Tezpur (Assam), June 15: Four frontline combat aircraft Sukhoi-30MKI were formally inducted in India’s sensitive north-eastern region on Monday, a strategic decision to move advanced assets close to the Chinese border, defence officials said.

A defence spokesperson said four multi-role strike fighter jets at the Indian Air Force (IAF) base in Tezpur, about 185 km north of Assam’s main city of Guwahati, would soon be part of a Sukhoi-30MKI squadron comprising of 18 aircrafts.

“Due to bad weather there was no fly past of the Sukhois although there was a small symbolic ceremony to welcome the fighter jets and officials to the Tezpur base,” an IAF official said.

Air Marshal SK Bhan, air officer Commanding-in-Chief of the Eastern Air Command, graced the function at the IAF base, although the media was kept out of bounds.

Capable of carrying nuclear weapons and tailor-made for Indian specifications, the Su-30 MKI is a variant of the Sukhoi Su-30 and is jointly-developed by Russia’s Sukhoi Corporation and India’s Hindustan Aeronautics Limited (HAL) for the IAF.

Tezpur has become the third dedicated Sukhoi-30MKI airbase in the country after Pune and Bareilly.

Currently, India operates five squadrons of this Russian-built fighter aircraft with three squadrons stationed at Lohegaon in Pune and two in Bareilly.
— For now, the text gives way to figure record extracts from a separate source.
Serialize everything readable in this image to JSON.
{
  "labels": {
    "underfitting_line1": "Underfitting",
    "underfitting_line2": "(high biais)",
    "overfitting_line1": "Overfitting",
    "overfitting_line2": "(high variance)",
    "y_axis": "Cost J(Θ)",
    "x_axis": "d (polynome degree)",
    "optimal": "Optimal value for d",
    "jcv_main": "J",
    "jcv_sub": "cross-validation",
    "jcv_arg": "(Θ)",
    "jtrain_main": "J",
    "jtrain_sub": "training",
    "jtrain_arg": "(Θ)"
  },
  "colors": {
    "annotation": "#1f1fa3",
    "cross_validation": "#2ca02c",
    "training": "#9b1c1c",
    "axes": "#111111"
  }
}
Each squadron operates 18-20 aircraft.

The IAF plans to increase the strength of its Sukhoi fleet to nearly 200 over the next five years.

As of now five bases in the eastern and north-eastern parts of the country, including Tezpur, Chabua, Jorhat (Assam), Panagarh (West Bengal) and Purnea (Bihar), are due for upgrades.
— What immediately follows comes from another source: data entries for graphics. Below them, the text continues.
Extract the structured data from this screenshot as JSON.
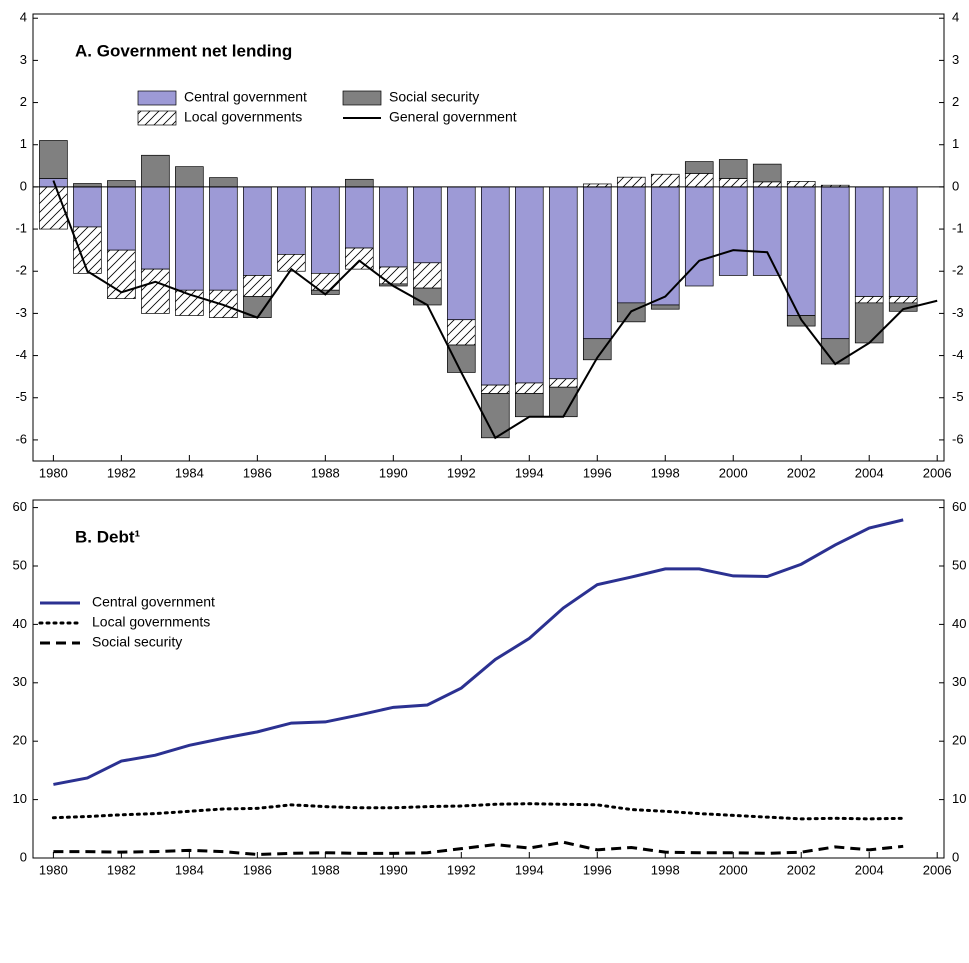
{
  "chart_data": [
    {
      "type": "bar",
      "title": "A. Government net lending",
      "stacked": true,
      "x": [
        1980,
        1981,
        1982,
        1983,
        1984,
        1985,
        1986,
        1987,
        1988,
        1989,
        1990,
        1991,
        1992,
        1993,
        1994,
        1995,
        1996,
        1997,
        1998,
        1999,
        2000,
        2001,
        2002,
        2003,
        2004,
        2005,
        2006
      ],
      "xlim": [
        1979.4,
        2006.2
      ],
      "xticks": [
        1980,
        1982,
        1984,
        1986,
        1988,
        1990,
        1992,
        1994,
        1996,
        1998,
        2000,
        2002,
        2004,
        2006
      ],
      "ylim": [
        -6.5,
        4.1
      ],
      "yticks": [
        -6,
        -5,
        -4,
        -3,
        -2,
        -1,
        0,
        1,
        2,
        3,
        4
      ],
      "legend": "upper left",
      "series": [
        {
          "name": "Central government",
          "color": "#9d9ad6",
          "values": [
            0.2,
            -0.95,
            -1.5,
            -1.95,
            -2.45,
            -2.45,
            -2.1,
            -1.6,
            -2.05,
            -1.45,
            -1.9,
            -1.8,
            -3.15,
            -4.7,
            -4.65,
            -4.55,
            -3.6,
            -2.75,
            -2.8,
            -2.35,
            -2.1,
            -2.1,
            -3.05,
            -3.6,
            -2.6,
            -2.6,
            null
          ]
        },
        {
          "name": "Local governments",
          "color": "#ffffff",
          "hatch": true,
          "values": [
            -1.0,
            -1.1,
            -1.15,
            -1.05,
            -0.6,
            -0.65,
            -0.5,
            -0.4,
            -0.4,
            -0.5,
            -0.4,
            -0.6,
            -0.6,
            -0.2,
            -0.25,
            -0.2,
            0.07,
            0.23,
            0.3,
            0.32,
            0.2,
            0.12,
            0.13,
            0.04,
            -0.15,
            -0.15,
            null
          ]
        },
        {
          "name": "Social security",
          "color": "#808080",
          "values": [
            0.9,
            0.08,
            0.15,
            0.75,
            0.48,
            0.22,
            -0.5,
            0.0,
            -0.1,
            0.18,
            -0.05,
            -0.4,
            -0.65,
            -1.05,
            -0.55,
            -0.7,
            -0.5,
            -0.45,
            -0.1,
            0.28,
            0.45,
            0.42,
            -0.25,
            -0.6,
            -0.95,
            -0.2,
            null
          ]
        },
        {
          "name": "General government",
          "color": "#000000",
          "type": "line",
          "values": [
            0.15,
            -2.0,
            -2.5,
            -2.25,
            -2.55,
            -2.8,
            -3.1,
            -1.95,
            -2.55,
            -1.75,
            -2.35,
            -2.8,
            -4.4,
            -5.95,
            -5.45,
            -5.45,
            -4.05,
            -2.95,
            -2.6,
            -1.75,
            -1.5,
            -1.55,
            -3.15,
            -4.2,
            -3.7,
            -2.9,
            -2.7
          ]
        }
      ]
    },
    {
      "type": "line",
      "title": "B. Debt¹",
      "x": [
        1980,
        1981,
        1982,
        1983,
        1984,
        1985,
        1986,
        1987,
        1988,
        1989,
        1990,
        1991,
        1992,
        1993,
        1994,
        1995,
        1996,
        1997,
        1998,
        1999,
        2000,
        2001,
        2002,
        2003,
        2004,
        2005
      ],
      "xlim": [
        1979.4,
        2006.2
      ],
      "xticks": [
        1980,
        1982,
        1984,
        1986,
        1988,
        1990,
        1992,
        1994,
        1996,
        1998,
        2000,
        2002,
        2004,
        2006
      ],
      "ylim": [
        0,
        61.3
      ],
      "yticks": [
        0,
        10,
        20,
        30,
        40,
        50,
        60
      ],
      "legend": "upper left",
      "series": [
        {
          "name": "Central government",
          "color": "#2b3191",
          "dash": "solid",
          "values": [
            12.6,
            13.7,
            16.6,
            17.6,
            19.3,
            20.5,
            21.6,
            23.1,
            23.3,
            24.5,
            25.8,
            26.2,
            29.1,
            34.0,
            37.6,
            42.8,
            46.8,
            48.1,
            49.5,
            49.5,
            48.3,
            48.2,
            50.3,
            53.6,
            56.5,
            57.9
          ]
        },
        {
          "name": "Local governments",
          "color": "#000000",
          "dash": "dotted",
          "values": [
            6.9,
            7.1,
            7.4,
            7.6,
            8.0,
            8.4,
            8.5,
            9.1,
            8.8,
            8.6,
            8.6,
            8.8,
            8.9,
            9.2,
            9.3,
            9.2,
            9.1,
            8.3,
            8.0,
            7.6,
            7.3,
            7.0,
            6.7,
            6.8,
            6.7,
            6.8
          ]
        },
        {
          "name": "Social security",
          "color": "#000000",
          "dash": "dashed",
          "values": [
            1.1,
            1.1,
            1.0,
            1.1,
            1.3,
            1.1,
            0.6,
            0.8,
            0.9,
            0.8,
            0.8,
            0.9,
            1.6,
            2.3,
            1.7,
            2.7,
            1.4,
            1.8,
            1.0,
            0.9,
            0.9,
            0.8,
            1.0,
            1.9,
            1.4,
            2.0
          ]
        }
      ]
    }
  ]
}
The decision to set up a squadron of the most potent fighter jet in service with the IAF follows repeated allegations of Chinese incursions in the northeastern state of Arunachal Pradesh in the last few years.

The IAF base at Tezpur is within striking distance from the Chinese border along Arunachal Pradesh.
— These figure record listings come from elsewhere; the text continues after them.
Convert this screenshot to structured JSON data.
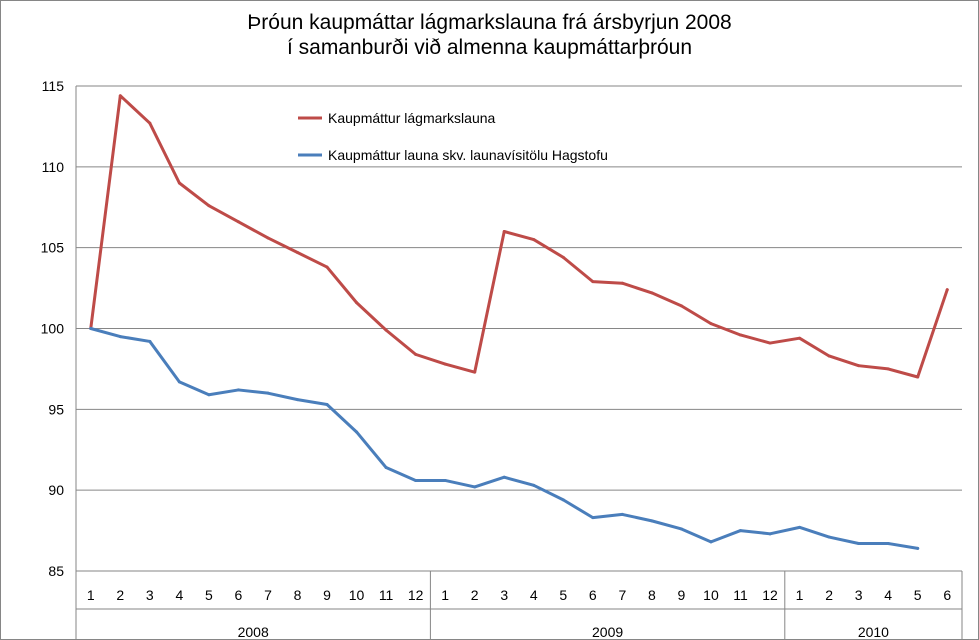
{
  "chart_data": {
    "type": "line",
    "title_line1": "Þróun kaupmáttar lágmarkslauna frá ársbyrjun 2008",
    "title_line2": "í samanburði við almenna kaupmáttarþróun",
    "xlabel": "",
    "ylabel": "",
    "ylim": [
      85,
      115
    ],
    "yticks": [
      85,
      90,
      95,
      100,
      105,
      110,
      115
    ],
    "grid": true,
    "legend_position": "top-left inside plot",
    "categories": [
      "1",
      "2",
      "3",
      "4",
      "5",
      "6",
      "7",
      "8",
      "9",
      "10",
      "11",
      "12",
      "1",
      "2",
      "3",
      "4",
      "5",
      "6",
      "7",
      "8",
      "9",
      "10",
      "11",
      "12",
      "1",
      "2",
      "3",
      "4",
      "5",
      "6"
    ],
    "groups": [
      {
        "label": "2008",
        "count": 12
      },
      {
        "label": "2009",
        "count": 12
      },
      {
        "label": "2010",
        "count": 6
      }
    ],
    "series": [
      {
        "name": "Kaupmáttur lágmarkslauna",
        "color": "#be4b48",
        "values": [
          100.0,
          114.4,
          112.7,
          109.0,
          107.6,
          106.6,
          105.6,
          104.7,
          103.8,
          101.6,
          99.9,
          98.4,
          97.8,
          97.3,
          106.0,
          105.5,
          104.4,
          102.9,
          102.8,
          102.2,
          101.4,
          100.3,
          99.6,
          99.1,
          99.4,
          98.3,
          97.7,
          97.5,
          97.0,
          102.4
        ]
      },
      {
        "name": "Kaupmáttur launa skv. launavísitölu Hagstofu",
        "color": "#4a7ebb",
        "values": [
          100.0,
          99.5,
          99.2,
          96.7,
          95.9,
          96.2,
          96.0,
          95.6,
          95.3,
          93.6,
          91.4,
          90.6,
          90.6,
          90.2,
          90.8,
          90.3,
          89.4,
          88.3,
          88.5,
          88.1,
          87.6,
          86.8,
          87.5,
          87.3,
          87.7,
          87.1,
          86.7,
          86.7,
          86.4,
          null
        ]
      }
    ]
  }
}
According to Union Home Ministry reports, there were about 270 ‘violations’ by China on India’s western, middle and eastern sectors in 2008, while there were 60 such incidents reported so far this year.

Beijing had in 2003 given up its territorial claim over the Indian state of Sikkim but was still holding on to its age old stand that a vast stretch of Arunachal Pradesh belongs to them.

The mountainous state of Arunachal Pradesh shares a 1,030 km (650 mile) unfenced border with China.

The India-China border along Arunachal Pradesh is separated by the McMahon Line, an imaginary border that is now known as the Line of Actual Control (LAC).

India and China fought a bitter border war in 1962, with Chinese troops advancing deep into Arunachal Pradesh and inflicting heavy casualties on federal troops.

The border dispute with China was inherited by India from British colonial rulers, who hosted a 1914 conference with the Tibetan and Chinese governments that set the border in what is now Arunachal Pradesh.

China has never recognised the 1914 boundary, the McMahon Line, and claims 90,000 sq km (34,750 square miles) – nearly all – of Arunachal Pradesh. India also accuses China of occupying 8,000 sq km (14,670 square miles) in Kashmir.